Captured is the novel's opening scene:
The court-house clock boomed five times and Mr. Ames performed the rite of taking out his watch. It never failed to give him a small satisfaction to find that his watch was exactly on time, for he was a man who liked things in order: watch in order, clothes however shabby in order, conscience neatly in order.At the right, we can see the Urania Burlesque Theatre, at which Mr. Ames serves as doorman.
A dog chased a cat across Mr. Ames' path...

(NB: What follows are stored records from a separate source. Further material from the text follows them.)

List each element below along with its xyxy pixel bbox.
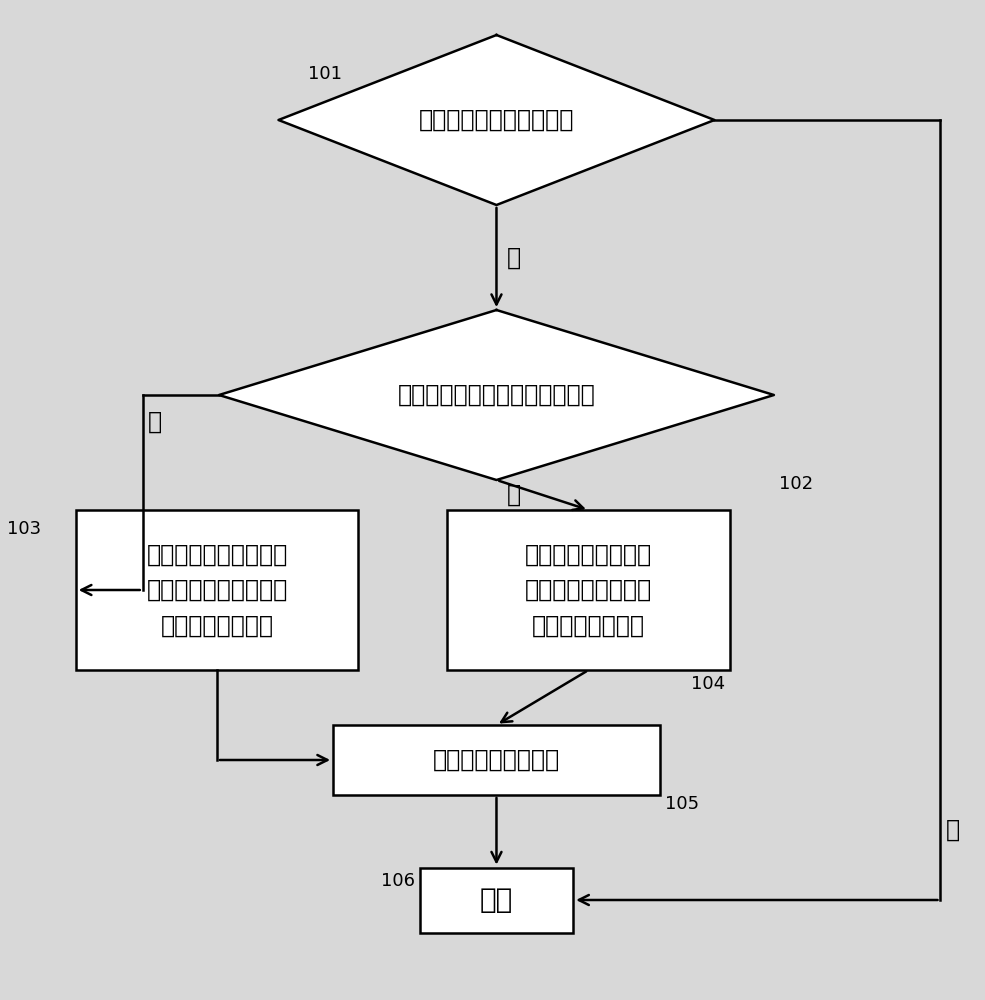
Bar	[420, 867, 573, 932]
Text: 101: 101	[308, 65, 342, 83]
Polygon shape	[219, 310, 774, 480]
Bar	[76, 510, 359, 670]
Text: 离合器是否处于接合过程: 离合器是否处于接合过程	[419, 108, 574, 132]
Text: 105: 105	[665, 795, 699, 813]
Text: 输入轴转速传感器是否发生故障: 输入轴转速传感器是否发生故障	[398, 383, 595, 407]
Text: 104: 104	[690, 675, 725, 693]
Text: 否: 否	[148, 410, 162, 434]
Text: 否: 否	[946, 818, 959, 842]
Text: 102: 102	[779, 475, 813, 493]
Text: 根据输入轴转速传感器
监测得到输入轴转速值
来计算离合器滑差: 根据输入轴转速传感器 监测得到输入轴转速值 来计算离合器滑差	[147, 543, 288, 637]
Text: 106: 106	[381, 872, 415, 890]
Text: 获得离合器接合速度: 获得离合器接合速度	[433, 748, 560, 772]
Bar	[447, 510, 730, 670]
Text: 103: 103	[7, 520, 41, 538]
Bar	[333, 725, 660, 795]
Text: 是: 是	[506, 245, 520, 269]
Text: 是: 是	[506, 483, 520, 507]
Polygon shape	[279, 35, 714, 205]
Text: 结束: 结束	[480, 886, 513, 914]
Text: 计算输入轴转速模拟
值作为输入轴转速值
来计算离合器滑差: 计算输入轴转速模拟 值作为输入轴转速值 来计算离合器滑差	[525, 543, 652, 637]
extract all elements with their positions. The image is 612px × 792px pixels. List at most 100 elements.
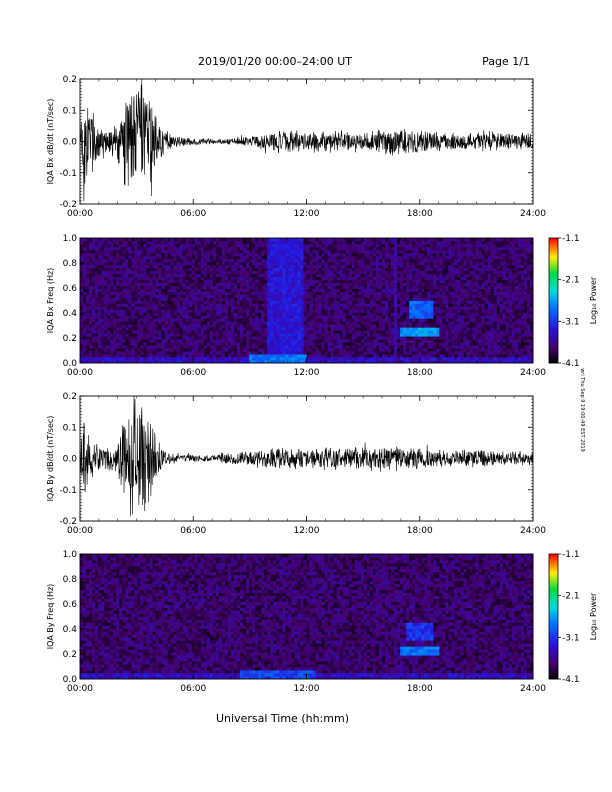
spectrogram-cell (227, 336, 232, 340)
spectrogram-cell (261, 318, 265, 322)
spectrogram-cell (173, 351, 177, 355)
spectrogram-cell (336, 354, 341, 358)
spectrogram-cell (101, 291, 105, 295)
spectrogram-cell (252, 288, 256, 292)
spectrogram-cell (182, 357, 187, 361)
spectrogram-cell (176, 312, 181, 316)
spectrogram-cell (412, 327, 416, 331)
spectrogram-cell (300, 348, 304, 352)
spectrogram-cell (188, 333, 193, 337)
spectrogram-cell (86, 342, 90, 346)
spectrogram-cell (403, 321, 407, 325)
spectrogram-cell (424, 243, 428, 248)
spectrogram-cell (345, 348, 350, 352)
spectrogram-cell (397, 330, 401, 334)
spectrogram-cell (119, 312, 123, 316)
spectrogram-cell (375, 294, 380, 298)
spectrogram-cell (107, 249, 111, 254)
spectrogram-cell (279, 303, 283, 307)
spectrogram-cell (285, 297, 289, 301)
spectrogram-cell (406, 312, 410, 316)
spectrogram-cell (161, 360, 165, 364)
spectrogram-cell (421, 267, 425, 272)
spectrogram-cell (131, 357, 135, 361)
spectrogram-cell (288, 342, 292, 346)
spectrogram-cell (382, 312, 386, 316)
spectrogram-cell (339, 303, 344, 307)
spectrogram-cell (197, 240, 202, 245)
spectrogram-cell (261, 327, 265, 331)
spectrogram-cell (255, 240, 259, 245)
spectrogram-cell (200, 303, 205, 307)
spectrogram-cell (397, 300, 401, 304)
spectrogram-cell (357, 303, 362, 307)
spectrogram-cell (372, 258, 377, 263)
spectrogram-cell (378, 345, 383, 349)
spectrogram-cell (98, 270, 102, 275)
spectrogram-cell (131, 238, 135, 242)
spectrogram-cell (382, 354, 386, 358)
spectrogram-cell (394, 309, 398, 313)
spectrogram-cell (249, 345, 253, 349)
spectrogram-cell (297, 249, 301, 254)
spectrogram-cell (336, 285, 341, 289)
spectrogram-cell (297, 264, 301, 269)
spectrogram-cell (194, 306, 199, 310)
spectrogram-cell (240, 300, 244, 304)
spectrogram-cell (412, 261, 416, 266)
spectrogram-cell (382, 342, 386, 346)
spectrogram-cell (267, 255, 271, 260)
spectrogram-cell (400, 306, 404, 310)
spectrogram-cell (303, 354, 307, 358)
spectrogram-cell (348, 240, 353, 245)
spectrogram-cell (125, 285, 129, 289)
spectrogram-cell (140, 342, 144, 346)
spectrogram-cell (209, 273, 214, 278)
spectrogram-cell (86, 300, 90, 304)
spectrogram-cell (122, 288, 126, 292)
spectrogram-cell (315, 354, 319, 358)
spectrogram-cell (80, 288, 84, 292)
spectrogram-cell (131, 324, 135, 328)
spectrogram-cell (385, 324, 389, 328)
spectrogram-cell (306, 333, 310, 337)
spectrogram-cell (119, 342, 123, 346)
spectrogram-cell (200, 357, 205, 361)
spectrogram-cell (321, 285, 325, 289)
spectrogram-cell (294, 243, 298, 248)
spectrogram-cell (385, 318, 389, 322)
spectrogram-cell (276, 351, 280, 355)
spectrogram-cell (309, 357, 313, 361)
spectrogram-cell (351, 261, 356, 266)
spectrogram-cell (164, 321, 168, 325)
spectrogram-cell (424, 261, 428, 266)
spectrogram-cell (255, 273, 259, 278)
spectrogram-cell (176, 258, 181, 263)
spectrogram-cell (369, 270, 374, 275)
spectrogram-cell (261, 336, 265, 340)
spectrogram-cell (113, 258, 117, 263)
spectrogram-cell (330, 238, 335, 242)
spectrogram-cell (318, 315, 322, 319)
spectrogram-cell (345, 303, 350, 307)
spectrogram-cell (388, 258, 392, 263)
spectrogram-cell (131, 339, 135, 343)
spectrogram-cell (255, 318, 259, 322)
spectrogram-cell (252, 261, 256, 266)
spectrogram-cell (152, 276, 156, 281)
spectrogram-cell (101, 261, 105, 266)
spectrogram-cell (412, 255, 416, 260)
spectrogram-cell (309, 264, 313, 269)
spectrogram-cell (143, 288, 147, 292)
spectrogram-cell (237, 267, 241, 272)
spectrogram-cell (243, 288, 247, 292)
spectrogram-cell (158, 252, 162, 257)
spectrogram-cell (101, 339, 105, 343)
spectrogram-cell (89, 300, 93, 304)
spectrogram-cell (252, 324, 256, 328)
spectrogram-cell (155, 339, 159, 343)
spectrogram-cell (366, 243, 371, 248)
spectrogram-cell (86, 354, 90, 358)
spectrogram-cell (312, 333, 316, 337)
spectrogram-cell (360, 267, 365, 272)
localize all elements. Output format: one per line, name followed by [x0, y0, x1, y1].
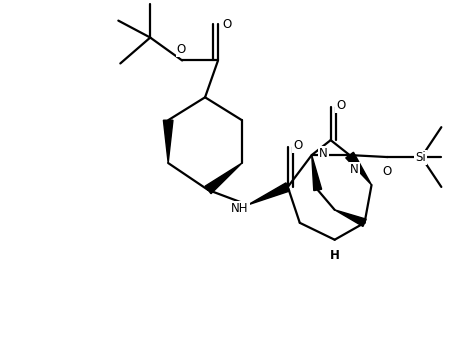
Text: NH: NH: [231, 203, 249, 215]
Text: O: O: [383, 165, 392, 178]
Text: N: N: [320, 147, 328, 160]
Polygon shape: [312, 155, 322, 190]
Text: H: H: [330, 249, 340, 262]
Text: O: O: [222, 18, 232, 31]
Text: Si: Si: [415, 150, 426, 164]
Text: O: O: [176, 43, 186, 56]
Text: O: O: [293, 139, 302, 151]
Polygon shape: [248, 183, 290, 205]
Polygon shape: [335, 210, 366, 226]
Polygon shape: [205, 163, 242, 194]
Polygon shape: [346, 152, 372, 185]
Text: O: O: [336, 99, 345, 112]
Polygon shape: [163, 120, 173, 163]
Text: N: N: [350, 162, 359, 176]
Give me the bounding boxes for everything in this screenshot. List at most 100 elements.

Randall Speller has written a very fine piece on the artist, "Arthur Steven at the Ryerson Press: Designing the Post-War Years (1949-1969)" (Papers of the Bibliographical Society of Canada/Cahiers De La Société Bibliographique Du Canada, Fall/Automne 2003), in which we find this:
In opposition to company policy during these early years, Steven was able to discreetly insert his name or an initial on the occasional dust jacket or illustration, something that appears to have been easier in the early 1950s. The jackets for Philip Child's Mr. Ames against Time [sic] (1949), J.V. McAree's Cabbagetown Store (1953), and William Arthur Deacon's The 4 Jameses (1953), among others, are signed "Steven" in very small letters; Isabelle Hughes' The Wise Brother (1954) and the map endpapers of Marjorie Freeman Campbell's Niagara: Hinge of the Golden Arc (1958) are signed with a very small 'S' in the lower right corner. These "signatures" are the first indicators of a consistent design presence at Ryerson in the post-Thoreau MacDonald years.This, of course, has sent me running to the bookcase. Sure enough, I found "STEVEN" by the side of the road on the cover of Cabbagetown Store.
On the jacket he produced for Ryerson's The 4 Jameses, a favourite, "STEVEN" can be seen near the bottom right-hand corner.
And, also bottom right, there's that "S" on the cover of The Wise Brother.
I found no other jackets signed "STEVEN" or "S" in my modest collection of Ryerson Press books – just forty-two in all – but that doesn't mean I won't keep looking.